Retinal Basal Laminar Deposits in Complement fH/fP Mouse Model of Dense Deposit Disease.

Purpose: Dense deposit disease (DDD) is caused by dysregulation of the alternative pathway of the complement cascade and characterized by electron-dense deposits in the kidney glomerular basement membrane (GBM) and drusen in Bruch's membrane (BrM). Complement factor H (fH) and factor properdin (fP) regulate complement activation; fH inhibits alternative pathway (AP) activation, whereas fP promotes it. We report pathologic changes in eyes of an fH and fP double-mutant mouse, which we previously showed have dense deposits in the GBM and early mortality from nephropathy.
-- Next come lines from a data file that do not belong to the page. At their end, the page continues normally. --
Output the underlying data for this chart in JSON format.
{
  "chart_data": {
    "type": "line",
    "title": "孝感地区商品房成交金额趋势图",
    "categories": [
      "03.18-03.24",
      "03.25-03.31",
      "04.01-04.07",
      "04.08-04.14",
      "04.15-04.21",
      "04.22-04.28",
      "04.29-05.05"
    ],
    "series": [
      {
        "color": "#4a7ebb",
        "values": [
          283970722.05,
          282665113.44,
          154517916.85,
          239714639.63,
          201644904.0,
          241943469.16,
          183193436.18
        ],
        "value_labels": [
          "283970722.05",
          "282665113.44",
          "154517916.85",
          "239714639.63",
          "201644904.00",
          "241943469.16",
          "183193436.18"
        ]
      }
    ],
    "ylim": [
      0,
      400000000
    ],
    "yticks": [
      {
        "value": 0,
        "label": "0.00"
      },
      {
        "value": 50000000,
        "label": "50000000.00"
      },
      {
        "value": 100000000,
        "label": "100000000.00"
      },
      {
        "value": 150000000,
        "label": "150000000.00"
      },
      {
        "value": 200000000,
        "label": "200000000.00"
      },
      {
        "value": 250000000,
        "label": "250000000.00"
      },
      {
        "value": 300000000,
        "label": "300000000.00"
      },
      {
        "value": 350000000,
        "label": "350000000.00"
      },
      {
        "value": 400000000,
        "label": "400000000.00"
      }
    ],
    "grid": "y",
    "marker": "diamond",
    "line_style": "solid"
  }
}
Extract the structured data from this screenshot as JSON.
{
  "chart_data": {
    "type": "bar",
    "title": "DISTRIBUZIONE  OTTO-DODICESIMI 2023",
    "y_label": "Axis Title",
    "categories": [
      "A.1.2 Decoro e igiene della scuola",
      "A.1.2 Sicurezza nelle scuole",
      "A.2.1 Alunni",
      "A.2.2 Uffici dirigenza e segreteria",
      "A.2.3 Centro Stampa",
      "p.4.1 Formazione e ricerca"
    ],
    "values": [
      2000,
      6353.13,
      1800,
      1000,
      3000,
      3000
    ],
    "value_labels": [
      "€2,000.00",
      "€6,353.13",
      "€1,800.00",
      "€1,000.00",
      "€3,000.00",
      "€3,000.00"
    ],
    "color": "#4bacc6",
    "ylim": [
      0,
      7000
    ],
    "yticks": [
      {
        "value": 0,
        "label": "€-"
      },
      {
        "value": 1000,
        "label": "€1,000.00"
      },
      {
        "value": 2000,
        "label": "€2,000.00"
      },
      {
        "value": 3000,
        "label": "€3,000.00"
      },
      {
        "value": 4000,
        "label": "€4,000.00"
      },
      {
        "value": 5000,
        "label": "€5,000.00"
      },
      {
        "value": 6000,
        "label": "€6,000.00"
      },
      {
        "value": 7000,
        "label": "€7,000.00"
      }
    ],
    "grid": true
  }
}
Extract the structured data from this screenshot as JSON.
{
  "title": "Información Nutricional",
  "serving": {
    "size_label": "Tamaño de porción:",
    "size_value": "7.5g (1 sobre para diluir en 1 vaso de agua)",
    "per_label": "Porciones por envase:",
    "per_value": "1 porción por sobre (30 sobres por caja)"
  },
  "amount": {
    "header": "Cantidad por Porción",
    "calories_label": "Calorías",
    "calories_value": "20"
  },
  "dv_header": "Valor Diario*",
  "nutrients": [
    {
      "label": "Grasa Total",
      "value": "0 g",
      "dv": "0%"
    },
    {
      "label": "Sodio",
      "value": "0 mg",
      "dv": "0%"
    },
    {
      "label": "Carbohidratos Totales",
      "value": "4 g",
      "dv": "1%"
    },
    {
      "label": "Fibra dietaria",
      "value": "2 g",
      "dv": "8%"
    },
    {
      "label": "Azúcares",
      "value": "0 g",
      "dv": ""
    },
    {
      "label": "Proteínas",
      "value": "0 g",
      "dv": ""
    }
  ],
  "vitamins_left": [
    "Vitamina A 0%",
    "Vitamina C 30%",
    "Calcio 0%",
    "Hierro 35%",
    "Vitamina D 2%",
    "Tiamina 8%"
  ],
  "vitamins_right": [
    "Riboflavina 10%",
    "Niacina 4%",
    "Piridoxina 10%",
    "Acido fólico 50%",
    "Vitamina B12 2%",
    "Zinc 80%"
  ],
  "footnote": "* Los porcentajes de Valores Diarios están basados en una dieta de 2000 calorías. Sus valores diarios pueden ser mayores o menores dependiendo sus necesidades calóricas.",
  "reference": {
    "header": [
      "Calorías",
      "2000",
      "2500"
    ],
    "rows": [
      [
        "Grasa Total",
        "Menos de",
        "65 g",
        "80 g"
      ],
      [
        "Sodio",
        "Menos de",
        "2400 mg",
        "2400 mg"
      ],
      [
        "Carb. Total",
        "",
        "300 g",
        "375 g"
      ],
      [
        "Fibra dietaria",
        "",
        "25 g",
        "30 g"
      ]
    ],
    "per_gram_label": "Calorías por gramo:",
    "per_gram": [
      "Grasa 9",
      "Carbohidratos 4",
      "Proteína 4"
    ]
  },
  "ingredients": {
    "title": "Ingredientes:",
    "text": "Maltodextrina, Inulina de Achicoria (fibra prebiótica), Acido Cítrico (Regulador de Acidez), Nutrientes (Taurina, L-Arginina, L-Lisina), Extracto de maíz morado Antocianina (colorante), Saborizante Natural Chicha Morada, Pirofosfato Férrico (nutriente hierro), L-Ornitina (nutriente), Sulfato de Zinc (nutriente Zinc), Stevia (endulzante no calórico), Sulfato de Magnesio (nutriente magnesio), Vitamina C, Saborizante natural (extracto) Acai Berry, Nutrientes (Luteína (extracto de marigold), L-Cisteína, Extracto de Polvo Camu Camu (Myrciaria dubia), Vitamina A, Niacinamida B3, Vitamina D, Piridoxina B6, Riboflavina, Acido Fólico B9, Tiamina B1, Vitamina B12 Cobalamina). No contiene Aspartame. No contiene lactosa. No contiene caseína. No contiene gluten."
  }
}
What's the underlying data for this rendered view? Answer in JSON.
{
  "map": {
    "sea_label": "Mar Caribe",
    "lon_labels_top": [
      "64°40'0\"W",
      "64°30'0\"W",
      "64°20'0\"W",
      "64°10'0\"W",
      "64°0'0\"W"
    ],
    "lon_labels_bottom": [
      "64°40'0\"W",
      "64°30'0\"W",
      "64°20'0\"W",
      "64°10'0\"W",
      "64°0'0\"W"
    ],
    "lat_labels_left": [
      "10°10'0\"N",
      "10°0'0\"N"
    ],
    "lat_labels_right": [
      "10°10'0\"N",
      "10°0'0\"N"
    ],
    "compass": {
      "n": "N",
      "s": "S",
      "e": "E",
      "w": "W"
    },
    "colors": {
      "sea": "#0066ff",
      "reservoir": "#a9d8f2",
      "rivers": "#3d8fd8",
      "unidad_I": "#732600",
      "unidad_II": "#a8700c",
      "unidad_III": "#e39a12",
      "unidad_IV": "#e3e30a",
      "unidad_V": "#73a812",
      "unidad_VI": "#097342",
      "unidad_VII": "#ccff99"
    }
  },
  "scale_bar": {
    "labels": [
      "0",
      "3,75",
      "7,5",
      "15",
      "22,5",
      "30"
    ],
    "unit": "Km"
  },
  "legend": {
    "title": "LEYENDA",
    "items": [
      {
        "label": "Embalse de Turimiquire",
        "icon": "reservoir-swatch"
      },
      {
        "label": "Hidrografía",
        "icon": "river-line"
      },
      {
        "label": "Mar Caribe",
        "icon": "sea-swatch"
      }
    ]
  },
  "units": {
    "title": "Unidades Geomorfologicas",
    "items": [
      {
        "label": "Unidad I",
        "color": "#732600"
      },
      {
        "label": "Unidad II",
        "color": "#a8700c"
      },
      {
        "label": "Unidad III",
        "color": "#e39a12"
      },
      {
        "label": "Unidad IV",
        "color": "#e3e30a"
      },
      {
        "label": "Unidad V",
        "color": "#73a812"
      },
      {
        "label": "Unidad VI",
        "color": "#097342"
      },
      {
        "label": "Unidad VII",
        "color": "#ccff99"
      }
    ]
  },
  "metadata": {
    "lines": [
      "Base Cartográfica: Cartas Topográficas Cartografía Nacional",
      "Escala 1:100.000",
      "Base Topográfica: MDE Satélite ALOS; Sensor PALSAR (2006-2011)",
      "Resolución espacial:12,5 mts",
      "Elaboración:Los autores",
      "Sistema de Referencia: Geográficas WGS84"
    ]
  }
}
Methods: fHm/m, fP-/-, and fHm/m/fP-/- mice were generated on a C57BL/6-129J background. Fundus imaging at 8 weeks of age was followed by analysis via light and electron microscopy. Retinal function was assessed by electroretinography (ERG). Complement levels and localization were tested by immunohistochemistry and ELISA. Retinas of fHm/m/fP-/- mice treated with intraperitoneal injections of an anti-C5 antibody were compared to those of age- and genotype-matched mice injected with an isotype control antibody.

Results: fHm/m/fP-/- mice suffered early-onset retinal hypopigmented spots detected using in vivo retinal photography, and histologic examination showed basal laminar deposits (BLamD), degeneration of the photoreceptors, and RPE vacuolization. ERG showed diminished retinal function. The anti-C5 antibody was retina-protective.

Conclusions: This unique mouse represents a new model of complement-mediated rapid-onset DDD, and could be useful in exploring the pathologic changes associated with BLamD in age-related macular degeneration.